The rise of Fascism in many parts of the world has deeper causes, and the tide is unlikely to be stemmed unless a new breed of more psychologically aware politicians start to address the real motives of those who seek to rid themselves of feelings of worthlessness by projecting them onto a selected ‘other’ – and then try to exterminate the contaminated ‘others’ or otherwise remove them. Whether you listen to Edward Said about ‘otherism’ or the psychoanalytical pioneer Wilhelm Reich about the origins of the comforting delusion that ‘might is right’, the problem lies in the minds of those carrying out acts like the genocidal destruction of Gaza, or, to come closer to home, the vilification of asylum seekers.
Reich rejected the idea that Fascist governments came about when charismatic leaders misled the people, and believed there are powerful unconscious desires which drive the need to seek the sadistic pleasure of victory over a designated enemy.
There are some 7,000 Palestinian Anglicans. During my last visit to the Holy Land in 2023, I was privileged to attend a deeply moving service in St. George’s Cathedral in Jerusalem attended by Palestinian Anglicans from throughout the West Bank. The Cathedral was full with Christians of all ages. Some parish groups arrived late, having been held up at Israeli check-points. Archbishop Hosam of the Diocese of Jerusalem and the Middle East, who preached, is a strong and inspiring leader. The Diocese runs a number of educational and medical institutions including, of course, the Al-Ahli Hospital in Gaza bombed by the Israelis on Palm Sunday last year. Older LDV readers will remember Hanan Ashrawi who was involved with the Oslo Accords and in setting up the Palestinian Authority.

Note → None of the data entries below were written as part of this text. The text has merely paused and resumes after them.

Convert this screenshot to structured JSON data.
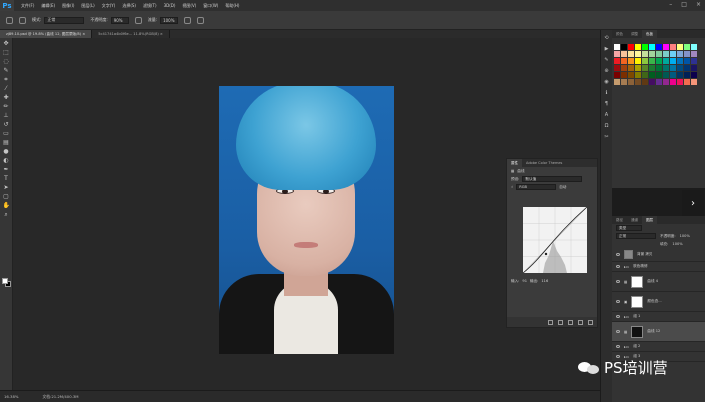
{
  "app": {
    "logo": "Ps"
  },
  "menubar": {
    "items": [
      "文件(F)",
      "编辑(E)",
      "图像(I)",
      "图层(L)",
      "文字(Y)",
      "选择(S)",
      "滤镜(T)",
      "3D(D)",
      "视图(V)",
      "窗口(W)",
      "帮助(H)"
    ],
    "controls": [
      "–",
      "□",
      "×"
    ]
  },
  "options": {
    "mode_label": "模式:",
    "mode_value": "正常",
    "opacity_label": "不透明度:",
    "opacity_value": "90%",
    "flow_label": "流量:",
    "flow_value": "100%"
  },
  "tabs": [
    {
      "label": "zj89.10.psd @ 19.8% (曲线 12, 图层蒙版/8) ×",
      "active": true
    },
    {
      "label": "5c41741a4b0f6e... 11.8%(RGB/8) ×",
      "active": false
    }
  ],
  "curves": {
    "tabs": [
      "属性",
      "Adobe Color Themes"
    ],
    "title": "曲线",
    "preset_label": "预设:",
    "preset_value": "默认值",
    "channel_value": "RGB",
    "auto_label": "自动",
    "input_label": "输入:",
    "input_value": "91",
    "output_label": "输出:",
    "output_value": "116"
  },
  "swatches": {
    "tabs": [
      "颜色",
      "调整",
      "色板"
    ],
    "active_tab": "色板"
  },
  "swatch_colors": [
    "#ffffff",
    "#000000",
    "#ff0000",
    "#ffff00",
    "#00ff00",
    "#00ffff",
    "#0000ff",
    "#ff00ff",
    "#ff8080",
    "#ffff80",
    "#80ff80",
    "#80ffff",
    "#f4a6a6",
    "#f7c39a",
    "#fbe39b",
    "#fff79c",
    "#c4df9b",
    "#a2d39c",
    "#82ca9d",
    "#7bcdc8",
    "#6ecff6",
    "#7ea7d8",
    "#8493ca",
    "#a187be",
    "#ed1c24",
    "#f26522",
    "#f7941d",
    "#fff200",
    "#8dc63f",
    "#39b54a",
    "#00a651",
    "#00a99d",
    "#00aeef",
    "#0072bc",
    "#0054a6",
    "#2e3192",
    "#9e0b0f",
    "#a0410d",
    "#a36209",
    "#aba000",
    "#598527",
    "#1a7b30",
    "#007236",
    "#00746b",
    "#0076a3",
    "#004b80",
    "#003471",
    "#1b1464",
    "#790000",
    "#7b2e00",
    "#7d4900",
    "#827b00",
    "#406618",
    "#005e20",
    "#005826",
    "#005952",
    "#005b7f",
    "#003663",
    "#002157",
    "#0d004c",
    "#c69c6e",
    "#a67c52",
    "#8c6239",
    "#754c24",
    "#603913",
    "#440e62",
    "#662d91",
    "#92278f",
    "#ec008c",
    "#ed145b",
    "#f26c4f",
    "#f69679"
  ],
  "layers": {
    "tabs": [
      "图层",
      "通道",
      "路径"
    ],
    "kind_label": "类型",
    "blend_value": "正常",
    "opacity_label": "不透明度:",
    "opacity_value": "100%",
    "fill_label": "填充:",
    "fill_value": "100%",
    "items": [
      {
        "name": "背景 拷贝",
        "selected": false
      },
      {
        "name": "肤色精修",
        "selected": false
      },
      {
        "name": "曲线 4",
        "selected": false
      },
      {
        "name": "颜色查...",
        "selected": false
      },
      {
        "name": "组 1",
        "selected": false
      },
      {
        "name": "曲线 12",
        "selected": true
      },
      {
        "name": "组 2",
        "selected": false
      },
      {
        "name": "组 3",
        "selected": false
      }
    ]
  },
  "status": {
    "zoom": "16.38%",
    "doc_info": "文档:21.2M/400.3M"
  },
  "watermark": {
    "text": "PS培训营"
  }
}
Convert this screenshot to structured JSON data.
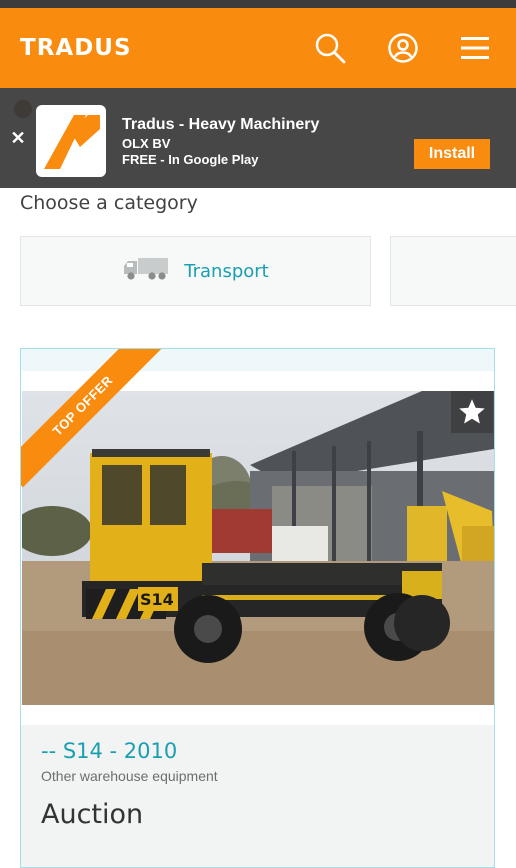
{
  "header": {
    "logo_text": "TRADUS",
    "icons": [
      "search-icon",
      "account-icon",
      "menu-icon"
    ],
    "brand_color": "#f98b0e"
  },
  "app_banner": {
    "title": "Tradus - Heavy Machinery",
    "publisher": "OLX BV",
    "price_note": "FREE - In Google Play",
    "install_label": "Install",
    "close_label": "✕"
  },
  "categories": {
    "heading": "Choose a category",
    "items": [
      {
        "label": "Transport",
        "icon": "truck-icon"
      }
    ]
  },
  "listing": {
    "badge": "TOP OFFER",
    "title": "-- S14 - 2010",
    "category": "Other warehouse equipment",
    "price": "Auction",
    "photo_text": "S14",
    "accent_color": "#1a9fb2"
  }
}
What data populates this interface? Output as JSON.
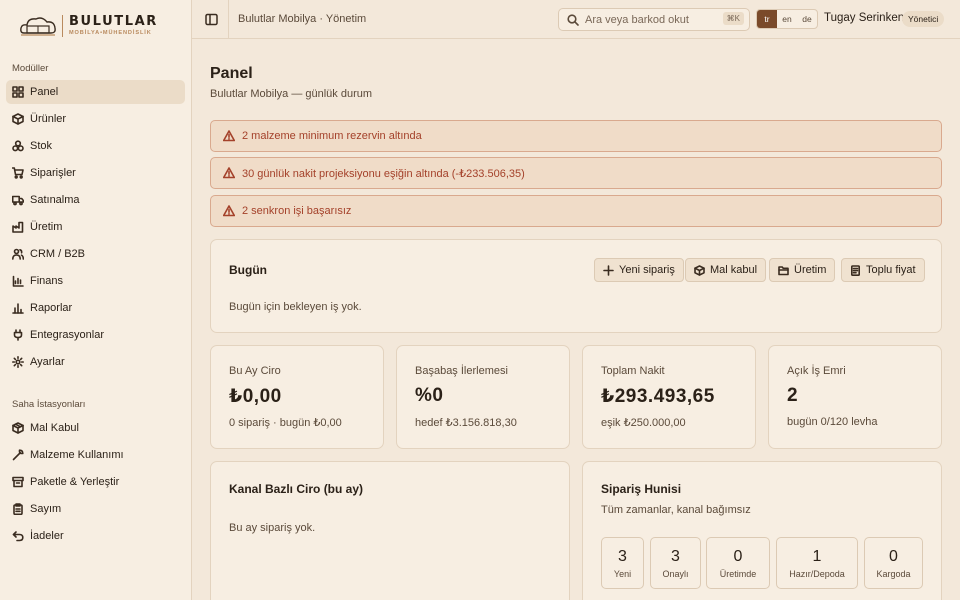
{
  "brand": {
    "title": "BULUTLAR",
    "subtitle": "MOBİLYA•MÜHENDİSLİK"
  },
  "sidebar": {
    "section_modules": "Modüller",
    "items": [
      {
        "label": "Panel",
        "icon": "dashboard-icon",
        "active": true
      },
      {
        "label": "Ürünler",
        "icon": "box-icon"
      },
      {
        "label": "Stok",
        "icon": "boxes-icon"
      },
      {
        "label": "Siparişler",
        "icon": "cart-icon"
      },
      {
        "label": "Satınalma",
        "icon": "truck-icon"
      },
      {
        "label": "Üretim",
        "icon": "factory-icon"
      },
      {
        "label": "CRM / B2B",
        "icon": "users-icon"
      },
      {
        "label": "Finans",
        "icon": "wallet-icon"
      },
      {
        "label": "Raporlar",
        "icon": "bar-chart-icon"
      },
      {
        "label": "Entegrasyonlar",
        "icon": "plug-icon"
      },
      {
        "label": "Ayarlar",
        "icon": "gear-icon"
      }
    ],
    "section_stations": "Saha İstasyonları",
    "stations": [
      {
        "label": "Mal Kabul",
        "icon": "package-icon"
      },
      {
        "label": "Malzeme Kullanımı",
        "icon": "wrench-icon"
      },
      {
        "label": "Paketle & Yerleştir",
        "icon": "archive-icon"
      },
      {
        "label": "Sayım",
        "icon": "clipboard-icon"
      },
      {
        "label": "İadeler",
        "icon": "undo-icon"
      }
    ]
  },
  "topbar": {
    "breadcrumb": "Bulutlar Mobilya · Yönetim",
    "search_placeholder": "Ara veya barkod okut",
    "search_shortcut": "⌘K",
    "languages": [
      "tr",
      "en",
      "de"
    ],
    "active_language": "tr",
    "user_name": "Tugay Serinken",
    "user_role": "Yönetici"
  },
  "page": {
    "title": "Panel",
    "subtitle": "Bulutlar Mobilya — günlük durum"
  },
  "alerts": [
    "2 malzeme minimum rezervin altında",
    "30 günlük nakit projeksiyonu eşiğin altında (-₺233.506,35)",
    "2 senkron işi başarısız"
  ],
  "today": {
    "title": "Bugün",
    "empty": "Bugün için bekleyen iş yok.",
    "actions": [
      "Yeni sipariş",
      "Mal kabul",
      "Üretim",
      "Toplu fiyat"
    ]
  },
  "kpis": [
    {
      "label": "Bu Ay Ciro",
      "value": "₺0,00",
      "sub": "0 sipariş · bugün ₺0,00"
    },
    {
      "label": "Başabaş İlerlemesi",
      "value": "%0",
      "sub": "hedef ₺3.156.818,30"
    },
    {
      "label": "Toplam Nakit",
      "value": "₺293.493,65",
      "sub": "eşik ₺250.000,00"
    },
    {
      "label": "Açık İş Emri",
      "value": "2",
      "sub": "bugün 0/120 levha"
    }
  ],
  "channel": {
    "title": "Kanal Bazlı Ciro (bu ay)",
    "empty": "Bu ay sipariş yok."
  },
  "funnel": {
    "title": "Sipariş Hunisi",
    "subtitle": "Tüm zamanlar, kanal bağımsız",
    "stages": [
      {
        "count": "3",
        "label": "Yeni"
      },
      {
        "count": "3",
        "label": "Onaylı"
      },
      {
        "count": "0",
        "label": "Üretimde"
      },
      {
        "count": "1",
        "label": "Hazır/Depoda"
      },
      {
        "count": "0",
        "label": "Kargoda"
      }
    ]
  }
}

She is an Anglican and I have seen her in the Cathedral during previous visits.
And, yes, I have also been spat at by Jewish settlers in the Old City.

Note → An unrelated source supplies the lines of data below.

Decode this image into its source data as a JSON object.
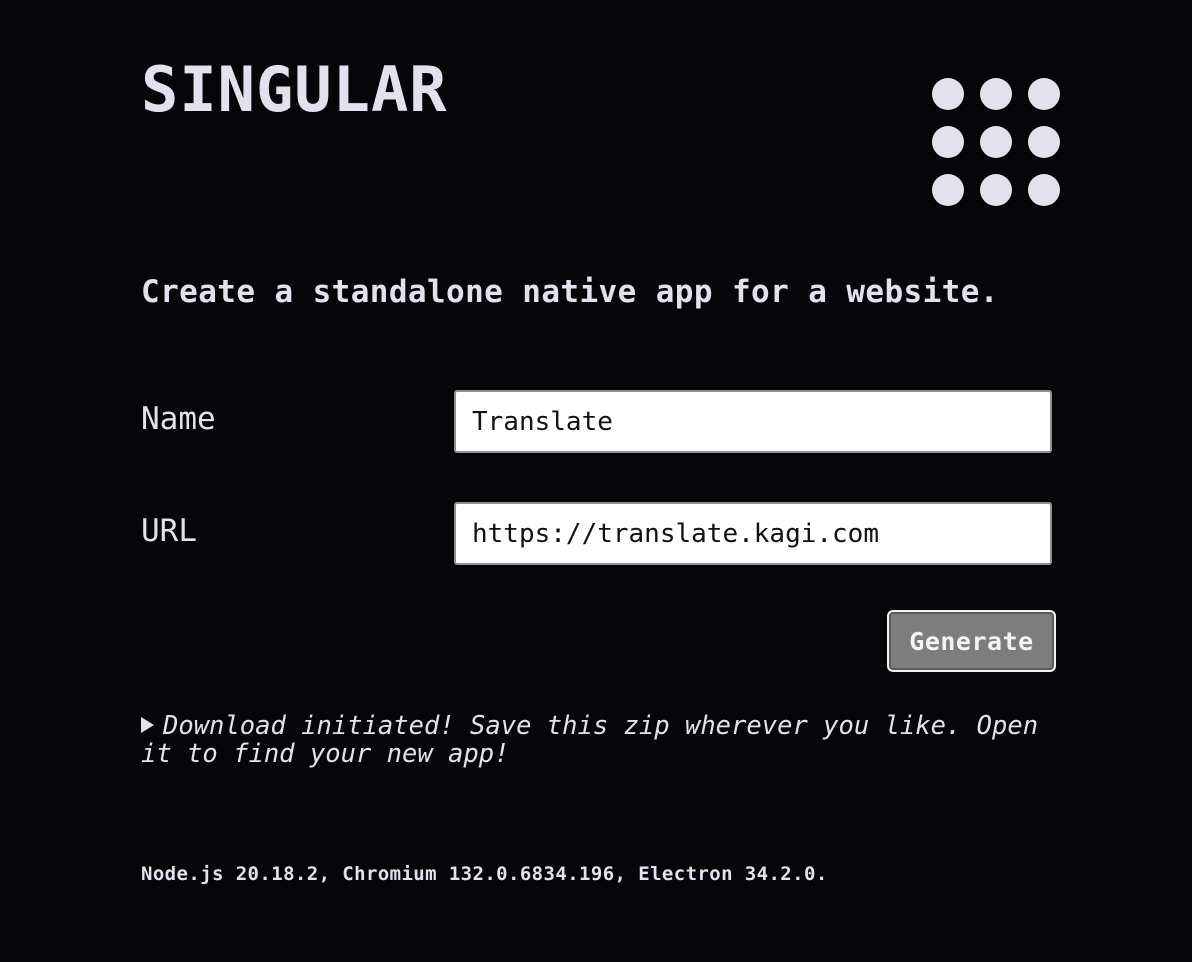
{
  "app": {
    "title": "SINGULAR",
    "logo_icon": "nine-dot-grid-icon"
  },
  "intro": {
    "tagline": "Create a standalone native app for a website."
  },
  "form": {
    "name_label": "Name",
    "name_value": "Translate",
    "url_label": "URL",
    "url_value": "https://translate.kagi.com",
    "generate_label": "Generate"
  },
  "status": {
    "icon": "disclosure-triangle-icon",
    "message": "Download initiated! Save this zip wherever you like. Open it to find your new app!"
  },
  "footer": {
    "versions": "Node.js 20.18.2, Chromium 132.0.6834.196, Electron 34.2.0."
  },
  "colors": {
    "background": "#060608",
    "text": "#e3e1ee",
    "button": "#7d7d7d",
    "input_background": "#ffffff"
  }
}
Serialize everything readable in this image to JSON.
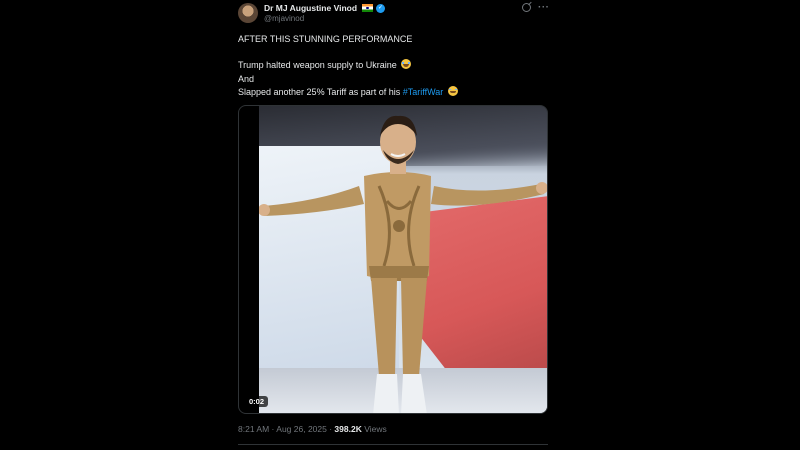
{
  "author": {
    "display_name": "Dr MJ Augustine Vinod",
    "handle": "@mjavinod",
    "flag_icon": "india-flag-icon",
    "verified_icon": "verified-badge-icon"
  },
  "header_icons": {
    "grok": "grok-icon",
    "more": "more-options-icon"
  },
  "tweet": {
    "line1": "AFTER THIS STUNNING PERFORMANCE",
    "line2": "Trump halted weapon supply to Ukraine",
    "line3": "And",
    "line4_prefix": "Slapped another 25% Tariff as part of his ",
    "hashtag": "#TariffWar",
    "emoji": "rolling-on-floor-laughing-emoji"
  },
  "media": {
    "duration": "0:02"
  },
  "meta": {
    "time": "8:21 AM",
    "separator1": " · ",
    "date": "Aug 26, 2025",
    "separator2": " · ",
    "views_count": "398.2K",
    "views_label": " Views"
  },
  "colors": {
    "background": "#000000",
    "text": "#e7e9ea",
    "muted": "#71767b",
    "link": "#1d9bf0"
  }
}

Thank you for an important article!
Can we be really sure that the comment that “Palestinian Christians are not being properly treated because of their beliefs” is totally secure?
A response by AI Overview to the question “How are Christians treated in Israel?” indicates that religion may be a more significant factor.
https://www.google.com/search?q=how+are+christians+treated+in+israel&oq=&gs_lcrp=EgZjaHJvbWUqCQgAECMYJxjqAjIJCAAQIxgnGOoCMgkIARAjGCcY6gIyCQgCECMYJxjqAjIJCA
Thank you for posting this.
@Steve Trevethan,
Interesting. Looking very briefly at the AI summary and scrolling down a little this seems to be something that should be checked out. Thank you for drawing my attention to it. Can anyone tell us more?
Thanks to J McH for his comment!
Below is an entry from AI Overview which indicates that Judaism is tolerant of other (monotheism) religions.
Might this mean that Zionist unkindnesses to those following other (monotheism) religions is an aberration from mainstream Judaism?